WASHINGTON – Une poignée de femmes musulmanes ont risqué l’arrestation dimanche en voulant prier dans la salle principale utilisée par les hommes au Centre islamique de Washington, la grande mosquée de la capitale américaine dans le quartier des ambassades, a constaté l’AFP.“Nous voulons faire tomber les barrières et que les femmes soient autorisées à prier derrière les hommes dans la salle de prière principale”, affirme Fatima Thompson, une musulmane américaine convertie depuis 18 ans, qui a conduit l’initiative de ce groupe de femmes musulmanes progressistes.
“Nous sommes contre la ségrégation des sexes. Ce n’est pas sain et cela ne reflète pas notre société”, a-t-elle ajouté, entourée de cinq autres femmes. C’est la deuxième fois que ces musulmanes tentent de prier dans la salle principale de la mosquée de Washington. En février, elles avaient été une vingtaine.

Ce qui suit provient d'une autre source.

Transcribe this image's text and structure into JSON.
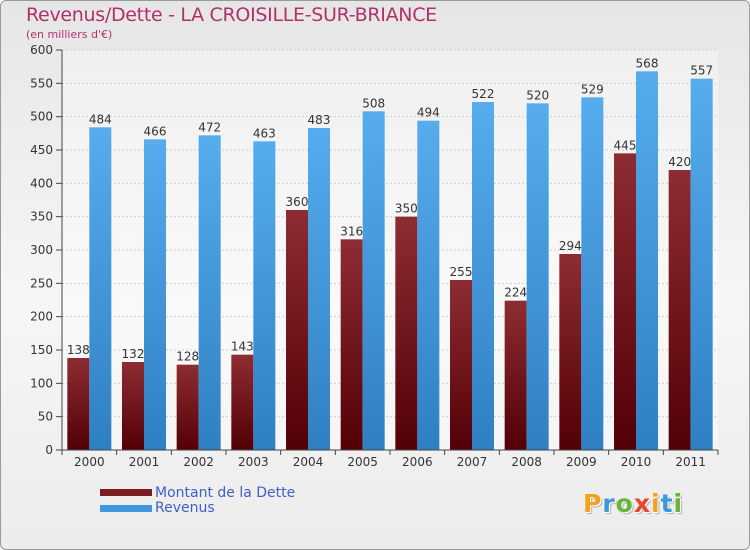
{
  "header": {
    "title": "Revenus/Dette - LA CROISILLE-SUR-BRIANCE",
    "subtitle": "(en milliers d'€)"
  },
  "colors": {
    "debt": "#7a1d22",
    "revenue": "#3f97dc",
    "title": "#b1306a",
    "legend_text": "#3d5fc9"
  },
  "legend": {
    "items": [
      {
        "label": "Montant de la Dette",
        "color": "#7a1d22"
      },
      {
        "label": "Revenus",
        "color": "#3f97dc"
      }
    ]
  },
  "logo": {
    "letters": [
      "P",
      "r",
      "o",
      "x",
      "i",
      "t",
      "i"
    ]
  },
  "chart_data": {
    "type": "bar",
    "title": "Revenus/Dette - LA CROISILLE-SUR-BRIANCE",
    "ylabel": "(en milliers d'€)",
    "xlabel": "",
    "categories": [
      "2000",
      "2001",
      "2002",
      "2003",
      "2004",
      "2005",
      "2006",
      "2007",
      "2008",
      "2009",
      "2010",
      "2011"
    ],
    "series": [
      {
        "name": "Montant de la Dette",
        "values": [
          138,
          132,
          128,
          143,
          360,
          316,
          350,
          255,
          224,
          294,
          445,
          420
        ]
      },
      {
        "name": "Revenus",
        "values": [
          484,
          466,
          472,
          463,
          483,
          508,
          494,
          522,
          520,
          529,
          568,
          557
        ]
      }
    ],
    "ylim": [
      0,
      600
    ],
    "yticks": [
      0,
      50,
      100,
      150,
      200,
      250,
      300,
      350,
      400,
      450,
      500,
      550,
      600
    ],
    "grid": true,
    "legend_position": "bottom-left"
  }
}
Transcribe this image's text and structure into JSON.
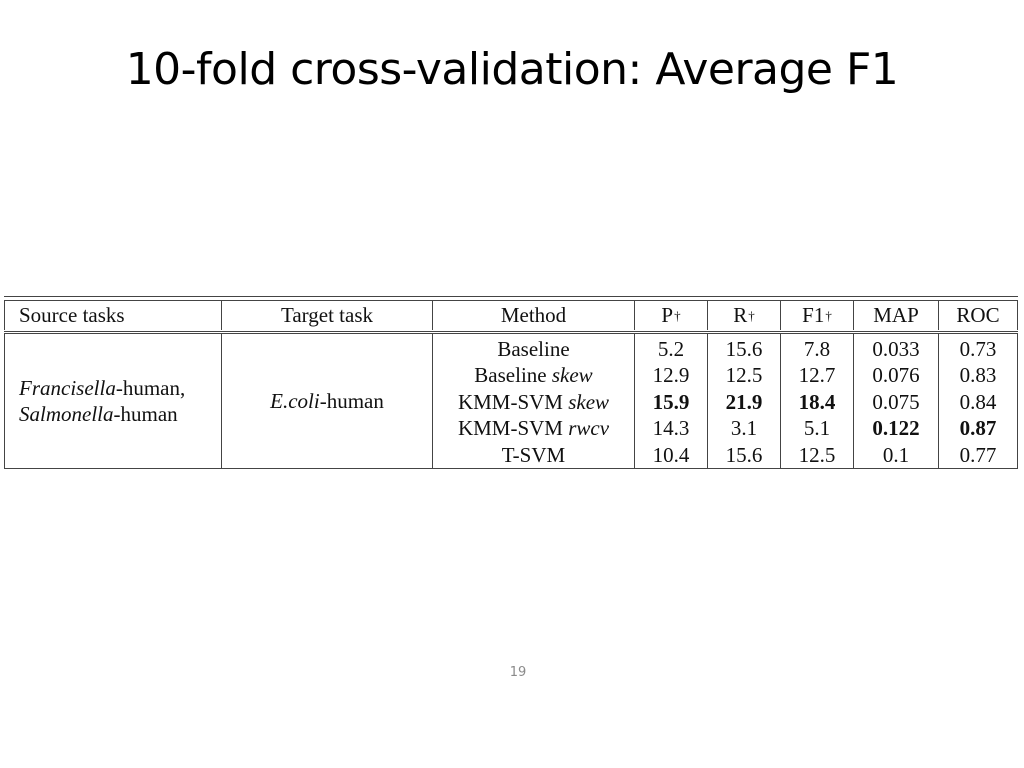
{
  "slide": {
    "title": "10-fold cross-validation: Average F1",
    "page_number": "19"
  },
  "table": {
    "headers": {
      "source": "Source tasks",
      "target": "Target task",
      "method": "Method",
      "p": "P",
      "r": "R",
      "f1": "F1",
      "map": "MAP",
      "roc": "ROC",
      "dagger": "†"
    },
    "source_tasks": {
      "line1_italic": "Francisella",
      "line1_rest": "-human,",
      "line2_italic": "Salmonella",
      "line2_rest": "-human"
    },
    "target_task": {
      "italic": "E.coli",
      "rest": "-human"
    },
    "rows": [
      {
        "method": "Baseline",
        "method_suffix": "",
        "p": "5.2",
        "r": "15.6",
        "f1": "7.8",
        "map": "0.033",
        "roc": "0.73"
      },
      {
        "method": "Baseline ",
        "method_suffix": "skew",
        "p": "12.9",
        "r": "12.5",
        "f1": "12.7",
        "map": "0.076",
        "roc": "0.83"
      },
      {
        "method": "KMM-SVM ",
        "method_suffix": "skew",
        "p": "15.9",
        "r": "21.9",
        "f1": "18.4",
        "map": "0.075",
        "roc": "0.84"
      },
      {
        "method": "KMM-SVM ",
        "method_suffix": "rwcv",
        "p": "14.3",
        "r": "3.1",
        "f1": "5.1",
        "map": "0.122",
        "roc": "0.87"
      },
      {
        "method": "T-SVM",
        "method_suffix": "",
        "p": "10.4",
        "r": "15.6",
        "f1": "12.5",
        "map": "0.1",
        "roc": "0.77"
      }
    ]
  }
}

Foulards sur la tête, le petit groupe est entré par la grande porte, traditionnellement utilisée par les hommes, et s’est installé à l’arrière de la salle, alors qu’une vingtaine d’hommes étaient présents à l’avant. A la mosquée de Washington, les femmes et les enfants doivent normalement rejoindre par une petite porte un recoin adjacent à la salle, caché derrière un paravent.
“Si vous êtes Noir dans ce pays, on ne vous dit pas d’aller vous asseoir dans un coin. Mais si vous êtes une femme, c’est permis”, a expliqué Asra Nomani, une musulmane féministe qui a déjà participé à des mouvements de ce genre aux Etats-Unis.
L’imam qui officie le week-end a interrompu au micro la prière “dans l’attente que la police vienne parce que des gens sont venus perturber la prière”, a-t-il déclaré. En quelques minutes, trois officiers de police sont intervenus pour évacuer les femmes. “Vous devez partir ou vous allez être arrêtées”, a déclaré un officier.
“En Indonésie d’où je viens, ça ne se passe pas comme ça. Les femmes peuvent prier dans la même salle que les hommes”, explique une des jeunes femmes, qui préfère taire son nom, en sanglots parce qu’elle se sent humiliée. “Nous ne verrons peut-être pas cela de notre vivant, mais nous faisons cela pour nos filles”, lui a soufflé une autre participante, Jannah Hannah, convertie à l’islam depuis 25 ans et déterminée à rééditer l’initiative.
Le groupe de femmes a obtempéré et continué sa prière sur le trottoir face aux grilles de la mosquée sous les yeux des policiers avant de se disperser sans incident.
Interrogé par l’AFP, l’imam, qui n’a pas souhaité dire son nom, a dénoncé “ces gens qui viennent ici et ne respectent pas la loi”.
“C’est dégoûtant !”, a éructé un homme en sortant de la mosquée. “Si elles sont musulmanes, elles doivent suivre les règles”. “Construisez votre propre mosquée !”, a dit un autre.
Après un bref échange à la sortie de la mosquée, un seul homme a laissé tomber: “ce sont les coutumes qui gèrent l’islam maintenant, ce n’est pas l’islam”, a déclaré Bachir Kardoussi, maître de conférence en religion comparée à l’Université de Constantine.